Life Savers, it will not surprise you to know, are little more than donut-shaped crystals of sugar. Certain crystals, including cane sugar, have long been known to exhibit this property of tri … whatever. In fact, way back in 1605, the English philosopher Sir Francis Bacon (1561–1626) reported that when he chopped up blocks of sugar in the dark (sugar was sold in big blocks and candlelight was dim), he observed flashes of “a very vivid but exceedingly short-lived splendour.” Mineralogists have long known that certain mineral crystals also give off light when subjected to sudden shock.

Here’s what’s going on.

A crystal is an orderly, geometric arrangement of atoms, all bound together into a sort of three-dimensional lattice-work structure. Examples that you may be familiar with are sugar (sucrose), salt (sodium chloride), quartz (silica) and diamond (an overpriced form of carbon). It has been found that crystals whose molecular arrangements are not symmetrical, that is, whose molecules are not situated identically in two opposite directions,  are the best flashers.

When such a crystal is cracked open, the atoms are torn apart from one another and some of their electrons are torn off in the process. Crystal fragment A may wind up with more electrons than it deserves, while crystal fragment B may not have enough. As they begin to separate, the extra electrons on fragment A are attracted strongly back to where they belong, and they zap across the widening air gap between A and B, exactly like a bolt of lightning zapping through the air between a cloud and the ground.

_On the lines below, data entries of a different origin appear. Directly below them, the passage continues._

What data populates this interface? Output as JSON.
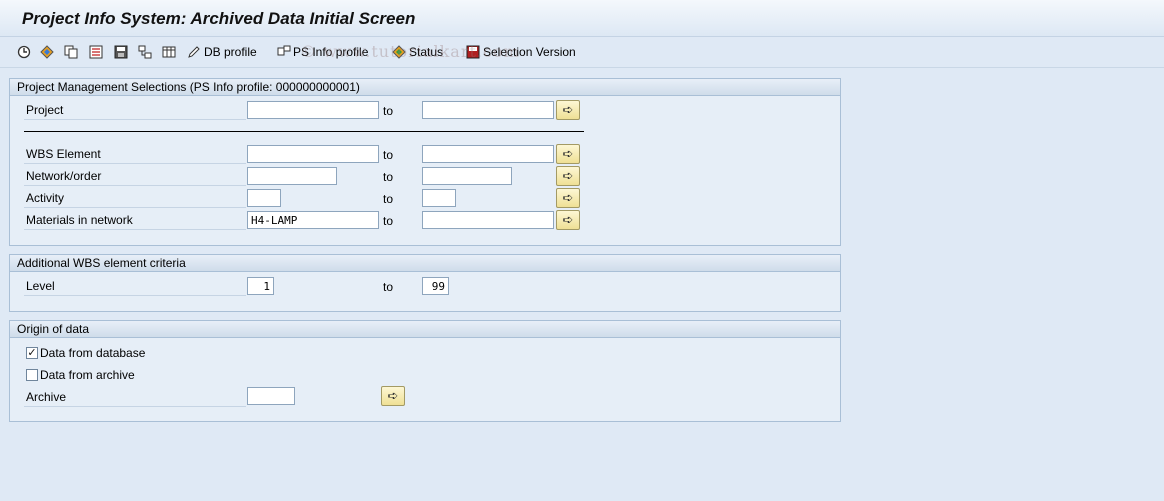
{
  "title": "Project Info System: Archived Data Initial Screen",
  "toolbar": {
    "db_profile": "DB profile",
    "ps_info_profile": "PS Info profile",
    "status": "Status",
    "selection_version": "Selection Version"
  },
  "watermark": "© www.tutorialkart.com",
  "group1": {
    "title": "Project Management Selections (PS Info profile: 000000000001)",
    "to": "to",
    "project": {
      "label": "Project",
      "from": "",
      "to_value": ""
    },
    "wbs": {
      "label": "WBS Element",
      "from": "",
      "to_value": ""
    },
    "network": {
      "label": "Network/order",
      "from": "",
      "to_value": ""
    },
    "activity": {
      "label": "Activity",
      "from": "",
      "to_value": ""
    },
    "materials": {
      "label": "Materials in network",
      "from": "H4-LAMP",
      "to_value": ""
    }
  },
  "group2": {
    "title": "Additional WBS element criteria",
    "to": "to",
    "level": {
      "label": "Level",
      "from": "1",
      "to_value": "99"
    }
  },
  "group3": {
    "title": "Origin of data",
    "from_database": {
      "label": "Data from database",
      "checked": true
    },
    "from_archive": {
      "label": "Data from archive",
      "checked": false
    },
    "archive": {
      "label": "Archive",
      "value": ""
    }
  },
  "colors": {
    "background": "#dfe9f5",
    "group_bg": "#e6eef7",
    "button_yellow": "#efe095"
  }
}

These miniature lightning bolts make tiny blue flashes because the air’s molecules are energized by the swift rush of electrons through them, following which they throw off their extra energy in the form of light. Hard, fracturing whacks on the crystal can therefore produce weak flashes of light.

That’s all that happens in most triboluminescent crystals. But in the case of WintOGreen Life Savers, that’s not all that happens. There’s an almost instantaneous second step that makes the light much brighter.

Much of the “lightning” that the electron-zapped air gives off is invisible to humans; it is ultraviolet radiation, which is of higher energy than visible light. But WintOGreen Life Savers contain a chemical called methyl salicylate, also known as oil of wintergreen; it’s the flavor in the leaves of the wintergreen plant, a small, creeping evergreen sometimes known as teaberry. This chemical has the property of being fluorescent. That is, its molecules absorb the ultra-violet radiation and re-emit it as visible light. It’s that visible light that is mainly what you see when someone chomps a WintOGreen Life Saver in a dark closet.

Can’t wait to try it?

Take a roll of Wint-O-Green Life Savers into a dark closet with a hand mirror or a close friend. (If you’re already in the closet, so much the better.) Make sure the closet is completely dark; wait until nighttime and plug the crack under the door with a towel if necessary. Think pure thoughts for about ten minutes, while your eyes become thoroughly dark-adapted.

Now pop a Life Saver into your mouth and, in spite of what your mother taught you, quickly crunch it noisily between your teeth with your mouth open. Your mirror or your friend will see surprisingly bright flashes of light inside your mouth. Baby dragons are trained on Wint O Green Life Savers.

You may also want to play around with sugar cubes. In the closet, clash them glancingly against each other, as if striking a match. You’ll see the miniature lightning flashes, but they won’t be brightened by the fluorescence of wintergreen’s methyl salicylate.